Whats something I could get? I want another DSi so I can mod it myself but it needs flipnote and I got lucky that time

looking for portable gaming with more then one system but anything will do just be electronic


----------



## CeeDee (Feb 26, 2018)

A cheap Nintendo 2DS could do NES, SNES, GB, GBA, DS, and 3DS games, which is pretty damn great selection.


----------



## DRAGONBALLVINTAGE (Feb 26, 2018)

CeeDee said:


> A cheap Nintendo 2DS could do NES, SNES, GB, GBA, DS, and 3DS games, which is pretty damn great selection.

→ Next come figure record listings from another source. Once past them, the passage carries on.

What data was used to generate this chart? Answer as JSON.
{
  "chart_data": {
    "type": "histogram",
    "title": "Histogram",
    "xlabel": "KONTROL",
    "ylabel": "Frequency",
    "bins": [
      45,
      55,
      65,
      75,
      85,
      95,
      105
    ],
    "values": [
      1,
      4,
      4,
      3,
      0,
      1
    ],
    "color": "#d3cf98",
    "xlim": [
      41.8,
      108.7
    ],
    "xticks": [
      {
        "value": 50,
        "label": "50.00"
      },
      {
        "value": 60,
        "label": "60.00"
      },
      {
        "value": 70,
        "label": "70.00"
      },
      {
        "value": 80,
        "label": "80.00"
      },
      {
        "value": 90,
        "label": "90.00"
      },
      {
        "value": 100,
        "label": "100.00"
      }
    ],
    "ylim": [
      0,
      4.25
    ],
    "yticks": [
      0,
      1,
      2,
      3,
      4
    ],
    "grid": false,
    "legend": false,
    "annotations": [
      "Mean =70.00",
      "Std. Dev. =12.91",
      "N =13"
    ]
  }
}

3ds/2ds here is 50/100 dollars


----------



## CeeDee (Feb 26, 2018)

50 bucks is cheap. Good luck finding anything cheaper that can play much of anything.


----------



## ThisIsDaAccount (Feb 26, 2018)

If you're looking for a DSi I think all of the XL's came with Flipnote.


----------



## DRAGONBALLVINTAGE (Feb 26, 2018)

ThisIsDaAccount said:


> If you're looking for a DSi I think all of the XL's came with Flipnote.


ok

--------------------- MERGED ---------------------------

any other electronics?


----------



## InsaneNutter (Feb 26, 2018)

For $15-$25 that's a tough ask.

Maybe you might get lucky and find an old PSP for that price, even then from looking at Ebay that doesn't seem to be the case.


----------



## ThisIsDaAccount (Feb 26, 2018)

DRAGONBALLVINTAGE said:


> ok
> 
> --------------------- MERGED ---------------------------
> 
> any other electronics?


If you're into retro stuff, you could try to pick up a Gameboy Color for around that price. You'd still need some games though.


----------



## DRAGONBALLVINTAGE (Feb 26, 2018)

ThisIsDaAccount said:


> If you're into retro stuff, you could try to pick up a Gameboy Color for around that price. You'd still need some games though.


oh yes I am!

--------------------- MERGED ---------------------------



InsaneNutter said:


> For $15-$25 that's a tough ask.
> 
> Maybe you might get lucky and find an old PSP for that price, even then from looking at Ebay that doesn't seem to be the case.


I have a PSP but the screen is jacked up 

remember I also said GameStop too!


----------



## DRAGONBALLVINTAGE (Feb 26, 2018)

@ThisIsDaAccount 
how about flashcarts? I seen them and oh boy you gotta have deep pockets


----------



## ThisIsDaAccount (Feb 26, 2018)

DRAGONBALLVINTAGE said:


> @ThisIsDaAccount
> how about flashcarts? I seen them and oh boy you gotta have deep pockets


Those are pretty much the expensive part if the GBC. I recommend just getting one of those bootleg 356-in-1 games and calling it a day, they're not very high quality but can be found for 3 or 4 dollars, a lot more affordable than an actual cart.


----------